Don’t blame gerrymandering

Matthew Yglesias quotes Richard Cohen presenting a common misconception:

Reality is real. No amount of lofty rhetoric is going to change the way members of Congress are elected. Most of them come from exquisitely gerrymandered districts created by computers that could, if good taste allowed, part the marital bed, separating husband from wife if they were of different political parties. This system created districts that are frequently reliably liberal or conservative. The computer has deleted the middle.

I can’t disagree with Cohen’s first sentence above, but I part company with him after that.

When Gary and I looked at the data, we found that redistricting (“gerrymandering”) was not associated with a decline in competitiveness of elections.in Congress or state legislatures. Legislative elections have been gradually becoming less competitive, but they are typically more competitive after redistricting.

I’m not saying that “gerrymandering” is a good thing–I’d prefer bipartisan redistricting or some sort of impartial system–but the data do not support the idea that redistricting is some sort of incumbent protection plan or exacerbator of partisan division.

In addition, political scientists have frequently noted that Democrats and Republicans have become increasingly polarized in the Senate as well as in the House, even though Senate seats are not redistricted.

P.S. I’m not saying that gerrymandering is always benign; there are certainly some places where it has been used to make districts with unnecessarily high partisan concentrations. But, in aggregate, that’s not what has happened, at least according to our research. (Also, our above-cited research is over 15 years old, and it’s possible that things have changed since then, with the advent of computer-based redistricting. But I haven’t seen any evidence for such a claim. I’d certainly love to see someone replicate our 1991 and 1994 articles to include the data up to the present.)

P.P.S. Update with more recent research (by Abramowitz, Alexander, and Gunning) here.

8 thoughts on “Don’t blame gerrymandering

  1. I wonder whether it would be a good thing to move the present presidential electoral vote system from winners-take-all at state level to winners-take-all at congressional district level, with the 2 extra seats per state given to winners of the state. Is it fairer and make more people's vote count than the present system?

  2. Andrew

    Do you distinguish 'redistricting' from 'gerrymandering', and if so, how?

    When a state is redistricted, it may, clearly, become more gerrymandered, less gerrymandered, or about the same. In fact, in one redistricting, some districts may move in each direction in the same state.

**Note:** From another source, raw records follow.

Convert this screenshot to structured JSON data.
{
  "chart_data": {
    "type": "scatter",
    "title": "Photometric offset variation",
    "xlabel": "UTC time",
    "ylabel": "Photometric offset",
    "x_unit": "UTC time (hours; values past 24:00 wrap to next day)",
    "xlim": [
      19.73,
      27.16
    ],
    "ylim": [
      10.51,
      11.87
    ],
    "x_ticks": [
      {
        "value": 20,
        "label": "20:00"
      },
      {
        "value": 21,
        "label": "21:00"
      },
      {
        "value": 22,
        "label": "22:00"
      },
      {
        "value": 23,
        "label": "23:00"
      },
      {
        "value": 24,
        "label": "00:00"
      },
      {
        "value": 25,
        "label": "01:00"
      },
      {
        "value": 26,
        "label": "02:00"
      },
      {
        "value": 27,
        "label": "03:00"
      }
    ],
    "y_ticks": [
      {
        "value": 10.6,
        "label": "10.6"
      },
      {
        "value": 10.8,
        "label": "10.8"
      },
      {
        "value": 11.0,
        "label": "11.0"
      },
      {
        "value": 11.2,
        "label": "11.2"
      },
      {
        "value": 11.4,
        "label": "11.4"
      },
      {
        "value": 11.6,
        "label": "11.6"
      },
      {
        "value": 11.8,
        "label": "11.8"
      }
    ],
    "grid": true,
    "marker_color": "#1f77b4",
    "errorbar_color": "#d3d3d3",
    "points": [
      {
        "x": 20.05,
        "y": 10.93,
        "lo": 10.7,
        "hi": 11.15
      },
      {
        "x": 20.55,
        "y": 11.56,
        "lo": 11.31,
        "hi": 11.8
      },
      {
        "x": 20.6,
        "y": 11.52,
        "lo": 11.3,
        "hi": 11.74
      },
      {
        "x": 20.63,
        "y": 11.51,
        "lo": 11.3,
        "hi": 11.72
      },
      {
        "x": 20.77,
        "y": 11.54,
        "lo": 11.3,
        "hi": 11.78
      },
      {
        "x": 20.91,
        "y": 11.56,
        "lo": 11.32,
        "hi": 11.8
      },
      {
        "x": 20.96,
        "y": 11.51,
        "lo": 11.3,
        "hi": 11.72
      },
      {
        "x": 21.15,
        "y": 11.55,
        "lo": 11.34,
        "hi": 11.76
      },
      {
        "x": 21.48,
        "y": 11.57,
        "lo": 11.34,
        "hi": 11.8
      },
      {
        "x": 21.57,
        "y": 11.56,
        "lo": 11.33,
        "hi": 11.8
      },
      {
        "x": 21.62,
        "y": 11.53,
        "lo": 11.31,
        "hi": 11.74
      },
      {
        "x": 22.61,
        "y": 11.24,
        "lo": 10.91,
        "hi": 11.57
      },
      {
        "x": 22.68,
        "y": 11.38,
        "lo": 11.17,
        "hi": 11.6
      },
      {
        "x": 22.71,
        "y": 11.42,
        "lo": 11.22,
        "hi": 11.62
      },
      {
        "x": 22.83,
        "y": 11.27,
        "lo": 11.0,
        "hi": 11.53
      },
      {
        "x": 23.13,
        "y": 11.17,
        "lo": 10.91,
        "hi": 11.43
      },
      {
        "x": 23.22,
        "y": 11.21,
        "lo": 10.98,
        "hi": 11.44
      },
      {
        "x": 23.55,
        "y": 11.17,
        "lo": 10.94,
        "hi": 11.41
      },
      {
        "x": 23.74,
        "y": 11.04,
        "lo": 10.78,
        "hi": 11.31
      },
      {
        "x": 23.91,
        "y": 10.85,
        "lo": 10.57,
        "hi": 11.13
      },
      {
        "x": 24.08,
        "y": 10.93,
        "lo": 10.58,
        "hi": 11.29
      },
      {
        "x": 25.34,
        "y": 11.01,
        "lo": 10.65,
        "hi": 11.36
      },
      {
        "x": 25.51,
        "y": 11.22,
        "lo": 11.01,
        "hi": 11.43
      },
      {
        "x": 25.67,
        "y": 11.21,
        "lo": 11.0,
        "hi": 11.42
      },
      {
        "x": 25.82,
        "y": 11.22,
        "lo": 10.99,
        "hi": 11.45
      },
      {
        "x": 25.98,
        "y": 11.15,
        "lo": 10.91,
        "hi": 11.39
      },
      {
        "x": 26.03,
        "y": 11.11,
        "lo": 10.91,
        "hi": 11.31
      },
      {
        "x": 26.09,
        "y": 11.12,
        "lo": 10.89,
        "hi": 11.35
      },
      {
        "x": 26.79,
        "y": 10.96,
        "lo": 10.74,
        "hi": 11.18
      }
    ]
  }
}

    Measuring gerrymandering is tough – taking account of natural boundaries and so on – but one measure I've seen is the amount of text it takes to describe a district (e.g. start at XXX and XXX go one block (mile, whatever) north, turn east … etc). By this measure, I believe NY-12 is the most gerrymandered district in the USA. But gerrymandering in metro NY doesn't affect D and R at all….. all the districts except Staten Island are solidly D.

  3. Peter:

    I think of "redistricting" as the general term, and "gerrymandering" as a term used by people to describe certain kinds of redistricting that they don't like.

    See here for a discussion of one particular mathematical definition of compactness of districts.

    Sobhet: No, I think an electoral-college-by-congressional-district would be worse than the current system.

  4. Andrew

    Interesting idea in the link, but I think you point out a fairly substantial flaw. One needn't even make up an example, one could look at Utah, where the districts are relatively compac, but are designed to divide Salt Lake City (which is Democratic) among all three CDs, giving Utah 3 Republican representatives.

    One possible remedy is some weighting of compactness with county lines. Thus Utah's diving of Salt Lake county into 3 districts would hur the current plan

  5. Actually, real honest-to-god gerrymandering with the intent to steal elections often results in many districts being *more* balanced rather than less.

    The idea is to put your opponents into a few massively safe districts while your side gets a bunch of slightly favorable (to your side) districts.

    This can wreak real havoc for you if the overall tide shifts because a large number of your barely safe seats can switch all at once.